Shouldn’t an entire group of generals have been sacked because of the Kargil adventure? Nawaz Sharif should have done it but at Ojhri Camp next to Faizabad where he was first briefed, or misled, about what was happening, he praised the sandwiches he was served with instead of asking the tough questions he should have asked. The truth is he didn’t get the import of the adventure Musharraf and some of his favourite generals were imposing on the country. The army chief should have been sacked for unauthorised adventurism. The prime minister deserved to be sacked for incomprehension. Luckily for both that’s not how it happens in the republic founded in the name of Islam and dedicated to the greater glory of the faith.

The National Action Plan, who takes it seriously? The civilians pay it the necessary lip-service and that is all. They are really into other things. The army has been fighting a lonely war against terrorism while the civilians have been mouthing the appropriate words and phrases. Every time the army brass in Gen Raheel Sharif’s time met the prime minister and his team there would be long discussions on what needed to be done, with the PM mostly wearing a thoroughly bored expression, and copious pledges would be made but then nothing would come of those meetings because nothing actually would be done.

Who’s interested in such thankless tasks as carrying out genuine police reform, doing something meaningful about the criminal justice system, setting up forensic labs, creating databases relating to terrorist incidents, improving coordination, say, between the Frontier Corps and the police forces, etc? These are boring subjects and our rulers are just not into them. Offshore accounts, London properties and other business ventures are more interesting. They are certainly more fun.

The Panama leaks made more of a splash than Justice Isa’s report. If nothing has come of the leaks and no heads have rolled, or are likely to roll, of what account negligence, dereliction of responsibility and incompetence? In the procedure code of Pakistani politics and governance these do not count as major sins.

Indeed, the one and only commandment applicable to the Pakistani scene is the eleventh: Thou shalt not be caught. Even this is now subject to amendment because in the Panama leaks the good and the great have been caught, or at least exposed, but those so caught are not even embarrassed. As for judicial commissions, they come and go and their reports for the most part are eminently forgettable. This report is different. A lot of effort seems to have gone into it and Justice Isa has cut things up with a very sharp scalpel.

But Nisar has been around for a long time and he is no tender chicken. Far from being embarrassed or intimidated he has gone on the offensive, vowing at a press conference which he was quick to hold at his favourite venue, Punjab House, to challenge the “one-sided” report as he has termed it at every forum, including parliament and the Supreme Court.

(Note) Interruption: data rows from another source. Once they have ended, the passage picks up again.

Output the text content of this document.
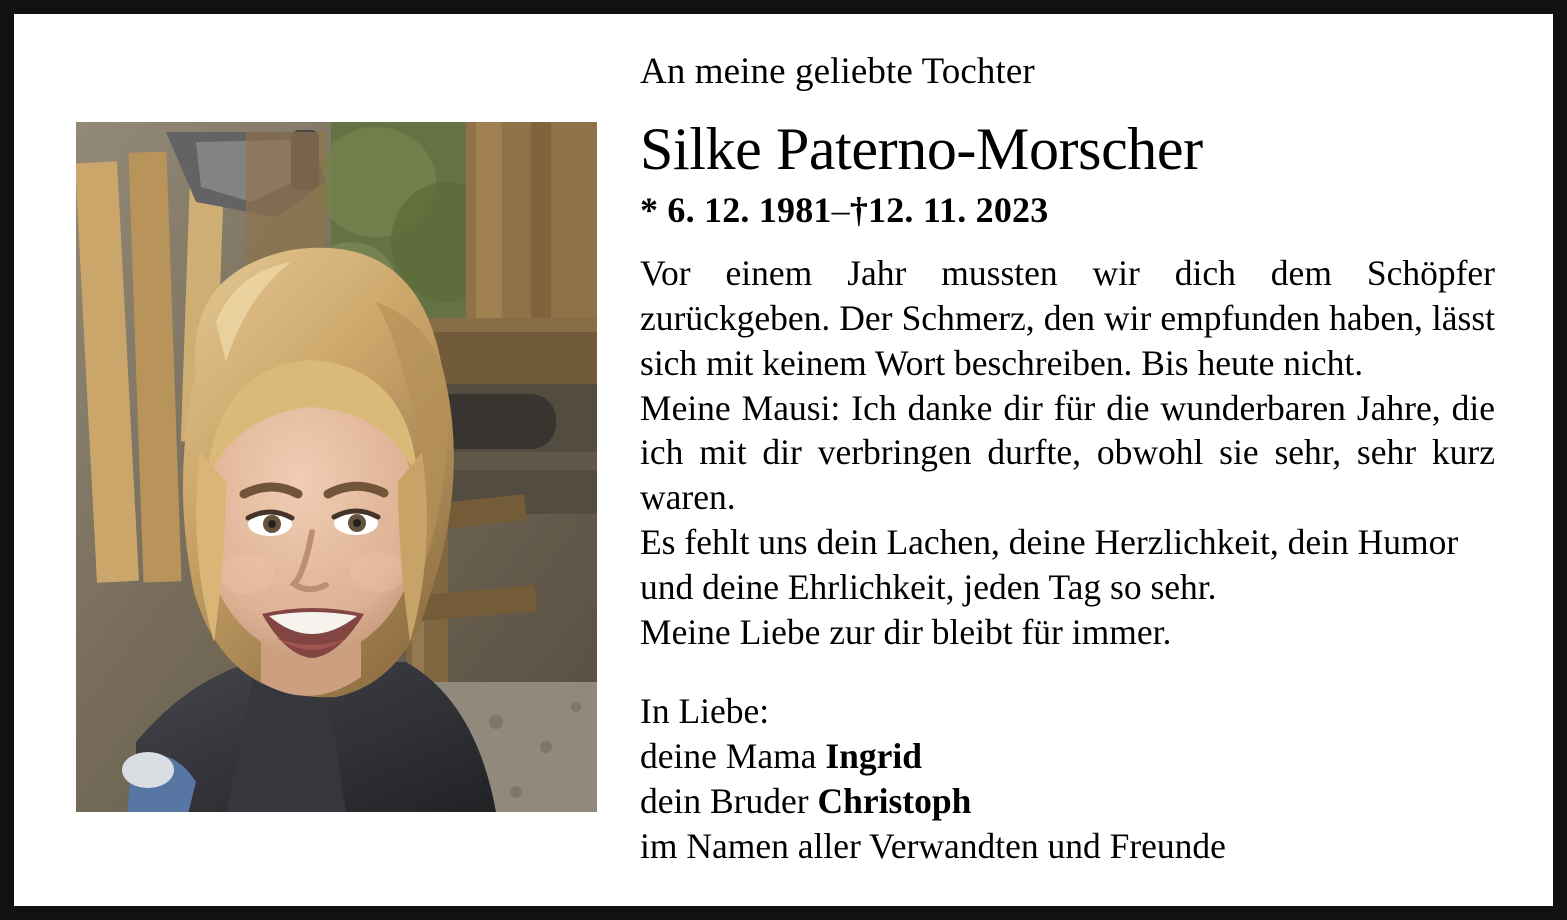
An meine geliebte Tochter
Silke Paterno-Morscher
* 6. 12. 1981–†12. 11. 2023

Vor einem Jahr mussten wir dich dem Schöpfer zurückgeben. Der Schmerz, den wir empfunden haben, lässt sich mit keinem Wort beschreiben. Bis heute nicht.

Meine Mausi: Ich danke dir für die wunderbaren Jahre, die ich mit dir verbringen durfte, obwohl sie sehr, sehr kurz waren.

Es fehlt uns dein Lachen, deine Herzlichkeit, dein Humor und deine Ehrlichkeit, jeden Tag so sehr.

Meine Liebe zur dir bleibt für immer.

In Liebe:

deine Mama Ingrid

dein Bruder Christoph

im Namen aller Verwandten und Freunde
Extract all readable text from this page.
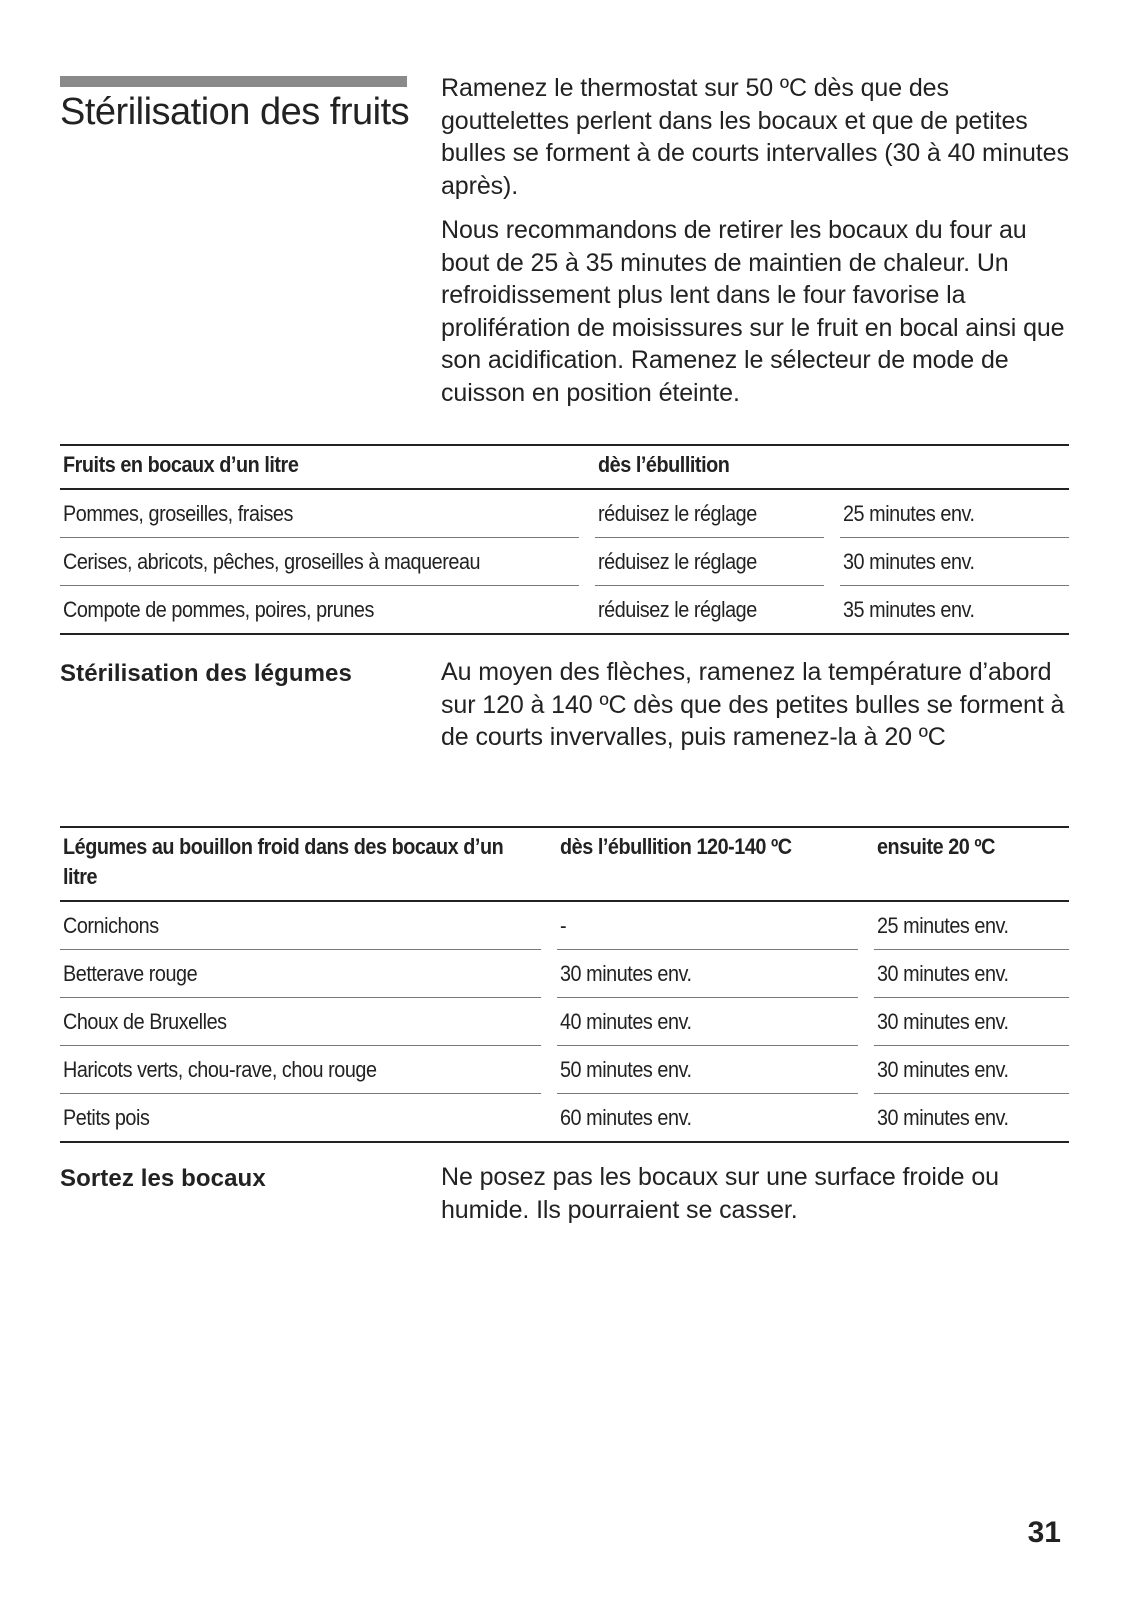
Stérilisation des fruits

Ramenez le thermostat sur 50 ºC dès que des gouttelettes perlent dans les bocaux et que de petites bulles se forment à de courts intervalles (30 à 40 minutes après).

Nous recommandons de retirer les bocaux du four au bout de 25 à 35 minutes de maintien de chaleur. Un refroidissement plus lent dans le four favorise la prolifération de moisissures sur le fruit en bocal ainsi que son acidification. Ramenez le sélecteur de mode de cuisson en position éteinte.

Fruits en bocaux d’un litre		dès l’ébullition		
Pommes, groseilles, fraises		réduisez le réglage		25 minutes env.
Cerises, abricots, pêches, groseilles à maquereau		réduisez le réglage		30 minutes env.
Compote de pommes, poires, prunes		réduisez le réglage		35 minutes env.
Stérilisation des légumes	Au moyen des flèches, ramenez la température d’abord sur 120 à 140 ºC dès que des petites bulles se forment à de courts invervalles, puis ramenez-la à 20 ºC

Légumes au bouillon froid dans des bocaux d’un litre		dès l’ébullition 120-140 ºC		ensuite 20 ºC
Cornichons		-		25 minutes env.
Betterave rouge		30 minutes env.		30 minutes env.
Choux de Bruxelles		40 minutes env.		30 minutes env.
Haricots verts, chou-rave, chou rouge		50 minutes env.		30 minutes env.
Petits pois		60 minutes env.		30 minutes env.
Sortez les bocaux	Ne posez pas les bocaux sur une surface froide ou humide. Ils pourraient se casser.

31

The present lot has been in politics for a long time. It will take more than something like the Panama leaks or a commission report to cause them sleepless nights.

This much the commission report makes clear about the terrorist threat Pakistan faces. It will remain the military’s baby with the civilians going about their standard routine and making the usual noises. If the army is deployed in Fata and elsewhere and no graveyard in any village of District Chakwal, as I have had cause to point out before, is without its share of shaheed graves, so what? It’s the army’s job to man the trenches, they will say. That’s what it is paid for. And business will go on as usual, scandals will emerge and then disappear without leaving much of a trace and the interior minister, we can be pretty sure, will be his usual daring self at more of his trademark press conferences.